A light beam bends when it meets a new medium. Musical and literary creative beams do the same. A new song is given birth in the songwriting process like a newly born ray of light. Passing from the lyricist through the medium of the composer, the direction and quality of the beam is altered and bent, and then once again refracted in performance, with each sequence of words hitting the ear of each listener differently at a given time and place, and the meanings are thus shifted again. Newly born prisms thereby present themselves over and over again. From show to show, and tour to tour, the words refract like colored rainbows over the years and months of the life of the band. The words of each song don’t even mean the same thing to Trey or Page or Mike each time they sing them, and they don’t mean the same thing to us each time we hear them.
This happens on a simple enough level that we are all familiar with. "Follow the lines going south" means, well, just the same thing to everyone heading down to Florida to Big Cypress, and yet it means something else to a young girl in 1996 leaving Maine for the first time to drive her packed up Corolla to start a new life at college in Asheville.

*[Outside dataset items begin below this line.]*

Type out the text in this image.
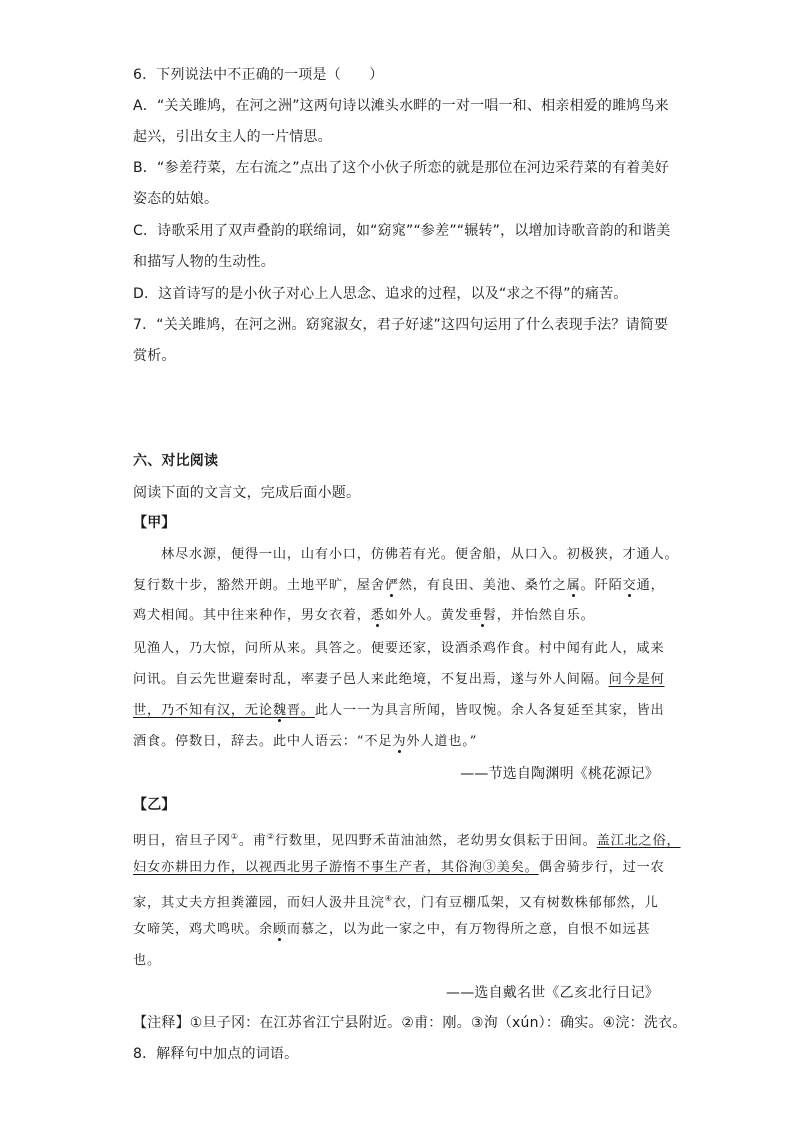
6．下列说法中不正确的一项是（　　）
A．“关关雎鸠，在河之洲”这两句诗以滩头水畔的一对一唱一和、相亲相爱的雎鸠鸟来
起兴，引出女主人的一片情思。
B．“参差荇菜，左右流之”点出了这个小伙子所恋的就是那位在河边采荇菜的有着美好
姿态的姑娘。
C．诗歌采用了双声叠韵的联绵词，如“窈窕”“参差”“辗转”，以增加诗歌音韵的和谐美
和描写人物的生动性。
D．这首诗写的是小伙子对心上人思念、追求的过程，以及“求之不得”的痛苦。
7．“关关雎鸠，在河之洲。窈窕淑女，君子好逑”这四句运用了什么表现手法？请简要
赏析。
六、对比阅读
阅读下面的文言文，完成后面小题。
【甲】
　　林尽水源，便得一山，山有小口，仿佛若有光。便舍船，从口入。初极狭，才通人。
复行数十步，豁然开朗。土地平旷，屋舍俨然，有良田、美池、桑竹之属。阡陌交通，
鸡犬相闻。其中往来种作，男女衣着，悉如外人。黄发垂髫，并怡然自乐。
见渔人，乃大惊，问所从来。具答之。便要还家，设酒杀鸡作食。村中闻有此人，咸来
问讯。自云先世避秦时乱，率妻子邑人来此绝境，不复出焉，遂与外人间隔。问今是何
世，乃不知有汉，无论魏晋。此人一一为具言所闻，皆叹惋。余人各复延至其家，皆出
酒食。停数日，辞去。此中人语云：“不足为外人道也。”
——节选自陶渊明《桃花源记》
【乙】
明日，宿旦子冈①。甫②行数里，见四野禾苗油油然，老幼男女俱耘于田间。盖江北之俗，
妇女亦耕田力作，以视西北男子游惰不事生产者，其俗洵③美矣。偶舍骑步行，过一农
家，其丈夫方担粪灌园，而妇人汲井且浣④衣，门有豆棚瓜架，又有树数株郁郁然，儿
女啼笑，鸡犬鸣吠。余顾而慕之，以为此一家之中，有万物得所之意，自恨不如远甚
也。
——选自戴名世《乙亥北行日记》
【注释】①旦子冈：在江苏省江宁县附近。②甫：刚。③洵（xún）：确实。④浣：洗衣。
8．解释句中加点的词语。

When the song The Wedge was played at the Lemonwheel, the words "I’m building you a pyramid with limestone blocks so large" were all about Limestone Maine to the entire crowd, at that time, in that place. And so, a cheer went up from the entire crowd. But The Wedge meant something different and specific to me that night; behind the Lemonwheel stage was the border between Canada and the United States. When I heard the lines, "take the highway to the great divide" it meant me driving all the way along the Canadian roads to the New Brunswick border with Maine, and then crossing the great divide between our two countries, and finding myself, five miles later, at the festival itself.
What amazes me is how personally each fan takes the song that they are hearing at the time they hear it. The song Dirt brings tears to the eyes of many who have lost love ones who have passed away and been buried. Walls of the Cave elicits thoughts from many of those who couldn’t be saved in the 9/11 disaster, or brings to mind simply the rise and fall of civilizations and the scratches that we leave behind, cultural signposts for generations to come and behold our vanity and the edifices that we throw up in our greed and pride.

So as we drift in and out of our fugue states from show to show, the messages are reborn each time. These are songs that we have known for years, heard dozens or maybe hundreds of times before, but suddenly, at this time or that, the words mean something new and distinctly personal.
Love and sex are themes we all consider regularly, whether at a show or not. What is Phish singing about in the woman department? Trey’s songs Drifting and Ether Sunday are happy meanderings through marital bliss, with walks to the bank, the grass soft beneath his feet; love, love love. Tom Marshall’s songs are more often about relationships adrift in constraint, complicated by communication breakdowns, contained within boxes and compartments from which there are no exits, only endless resignations to pre-ordained fates with no discernible alternatives. Some of us perceive these predicaments as metaphors for life, the necessary side effects of human fate; mazes from which we try to reverse, occasionally frustrated by futility and failure. But there are other songs that hearken to a far off woman, an irresistible voice beckoning in a call and response, a siren calling to Odysseus from a rocky shore. Bouncing, and Waves, invite us to consider a dreamy woman who is out of reach and yet still in some sort of distant or telepathic contact. On the wind and underwater, the words are exchanged with a muse on a course whose path he would never redirect, but whose path will never intertwine with his own. Pebbles and Marbles invites us to a still life of a woman on a shore, entranced by the stars and underwater creatures. The chorus then takes us back to Marshall’s existential questioning of ideas and inspirations; pebbles or marbles found or dropped; did the inspiration come from me, he asks, or from elsewhere?
If you were to ask Tom what these words meant, he would probably either tell you that they mean whatever you want them to mean, or that he may not have even known what they meant they were written. Either way, the refraction is in effect. The beam that was the muse, the inspirational force that whispered into his ear, has bent its way from Tom’s librettos into Trey’s compositions, and then into your ears at a given show. They carry a common thread of basic inspiration but the threads separate into an exquisite prism by the time they reach you via Trey’s writing and Phish’s performance.
Those final patterns, in the ears of the beholders, be they the artists, the performers, and the listeners, are determined by their immediate needs and ultimate intentions — the ear that half-creates and half-perceives, as Wordsworth said, constructing reality in accordance with our current wishes and deepest beliefs.